In September, BuzzFeed ran two insightful and unflinching takes on race in publishing by Jenny Zhang and Mira Jacob. Zhang’s “They Pretend To Be Us While Pretending We Don’t Exist” responded to the Best American Poetry controversy. Outlining her experience as a Chinese American poet in a predominantly white MFA program and industry, Zhang delved into the microaggressions, absurd expectations, and difficulties that accompany being an actual writer of color:
What I get is people… erasing my work or dismissing me as just another co-opted writer of color. No wonder a white writer who doesn’t have to take ANY of this on could succeed using an Asian American pseudonym. Because that’s what my cohorts at Iowa wanted too, to have the right to a name that gave them an “edge” without having to endure racism, erasure, tokenization, self-devaluation, and the constant requests for free intellectual labor.

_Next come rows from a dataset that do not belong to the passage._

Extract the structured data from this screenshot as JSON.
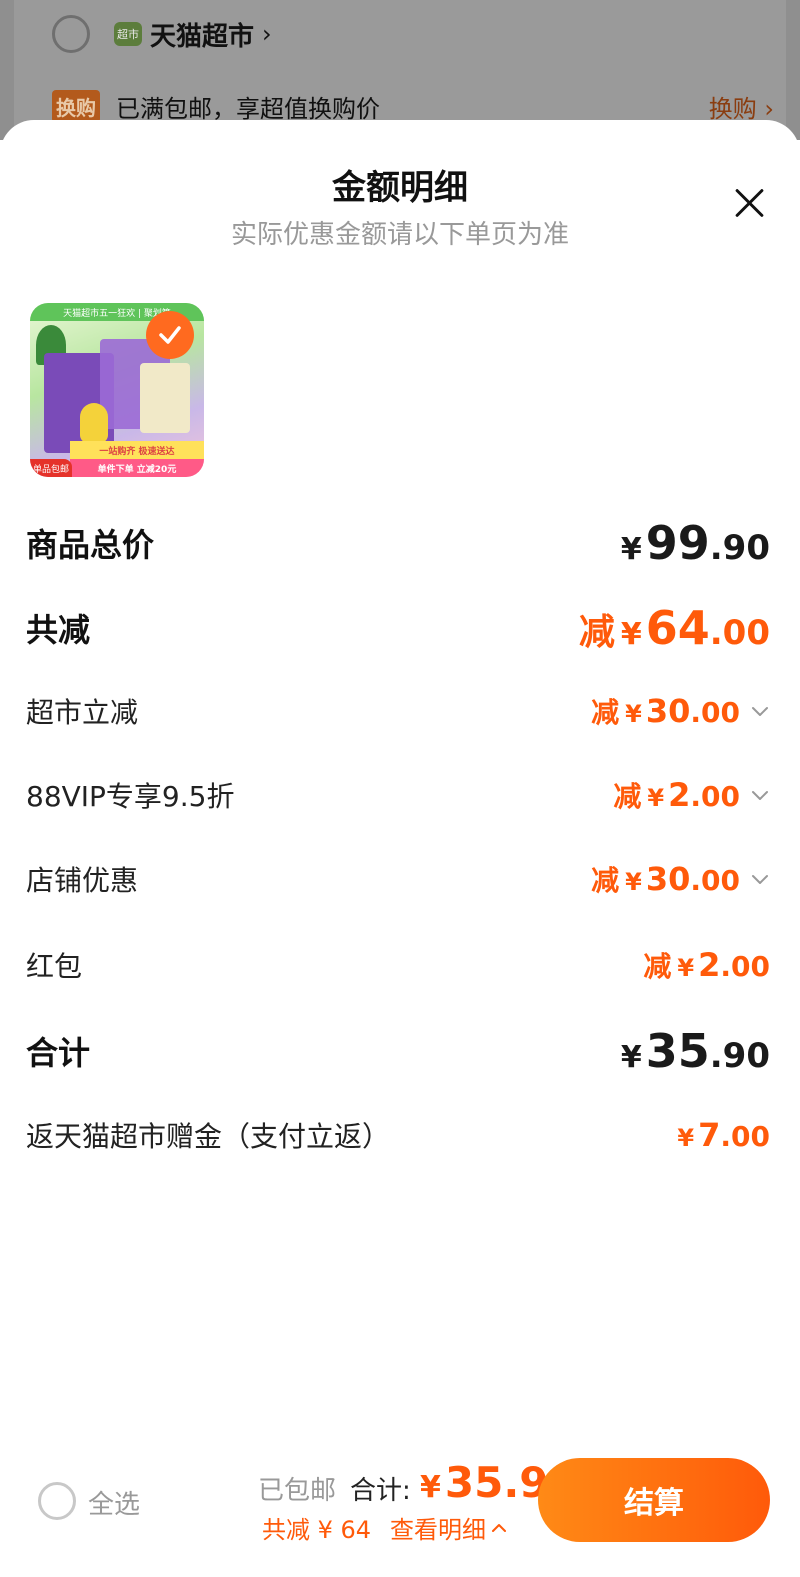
{
  "background": {
    "store_name": "天猫超市",
    "store_badge": "超市",
    "promo_tag": "换购",
    "promo_text": "已满包邮，享超值换购价",
    "promo_link": "换购 ›"
  },
  "sheet": {
    "title": "金额明细",
    "subtitle": "实际优惠金额请以下单页为准"
  },
  "product": {
    "banner": "天猫超市五一狂欢 | 聚划算",
    "strip1": "一站购齐 极速送达",
    "strip2": "单件下单 立减20元",
    "tag": "单品包邮",
    "selected": true
  },
  "rows": {
    "subtotal": {
      "label": "商品总价",
      "currency": "¥",
      "int": "99",
      "dec": ".90"
    },
    "total_discount": {
      "label": "共减",
      "prefix": "减",
      "currency": "¥",
      "int": "64",
      "dec": ".00"
    },
    "market_discount": {
      "label": "超市立减",
      "prefix": "减",
      "currency": "¥",
      "int": "30",
      "dec": ".00"
    },
    "vip_discount": {
      "label": "88VIP专享9.5折",
      "prefix": "减",
      "currency": "¥",
      "int": "2",
      "dec": ".00"
    },
    "store_discount": {
      "label": "店铺优惠",
      "prefix": "减",
      "currency": "¥",
      "int": "30",
      "dec": ".00"
    },
    "red_packet": {
      "label": "红包",
      "prefix": "减",
      "currency": "¥",
      "int": "2",
      "dec": ".00"
    },
    "total": {
      "label": "合计",
      "currency": "¥",
      "int": "35",
      "dec": ".90"
    },
    "cashback": {
      "label": "返天猫超市赠金（支付立返）",
      "currency": "¥",
      "int": "7",
      "dec": ".00"
    }
  },
  "footer": {
    "select_all": "全选",
    "shipping": "已包邮",
    "total_label": "合计:",
    "total_currency": "¥",
    "total_value": "35.9",
    "saved": "共减 ¥ 64",
    "detail_link": "查看明细",
    "checkout": "结算"
  },
  "colors": {
    "accent": "#ff5a0a",
    "overlay": "#8f8f8f"
  }
}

In her piece “I Gave A Speech About Race To The Publishing Industry And No One Heard Me,” Jacob recounts an attempt to deliver a speech about her personal experiences with racism in publishing (“when we talk about the sad statistics facing writers of color in publishing, they become just that: statistics. I wanted to back that up by talking about what it actually looks like.”). However, when she tried to do so, those in attendance talked over her. The speech, republished in full, is incredibly thoughtful and moving; one insensitive audience’s loss is the whole Internet’s gain.
The final bombshell of the year occurred with the publication of Claire Vaye Watkins’s speech, “On Pandering,” which questions who we write for. “Myself,” says Watkins, “I have been writing to impress old white men.” Having acknowledged her own internalized prejudices, and her own “invisible cloak of white privilege,” she suggests that we “burn this motherfucking system to the ground and build something better.” The responses, while mostly positive, pointed out that there are many types of pandering. In a Facebook post that sparked even more conversation, Marlon James argued that many writers of color pander to white women. James and Watkins discussed the piece on NPR, agreeing that the “arguments aren’t in opposition to each other” and both serve to expand the broader conversation.
Finally: we had the privilege of publishing two essays by Rebecca Solnit about the hypermasculine canon and literary mansplainers that broke the (or, at least our) Internet.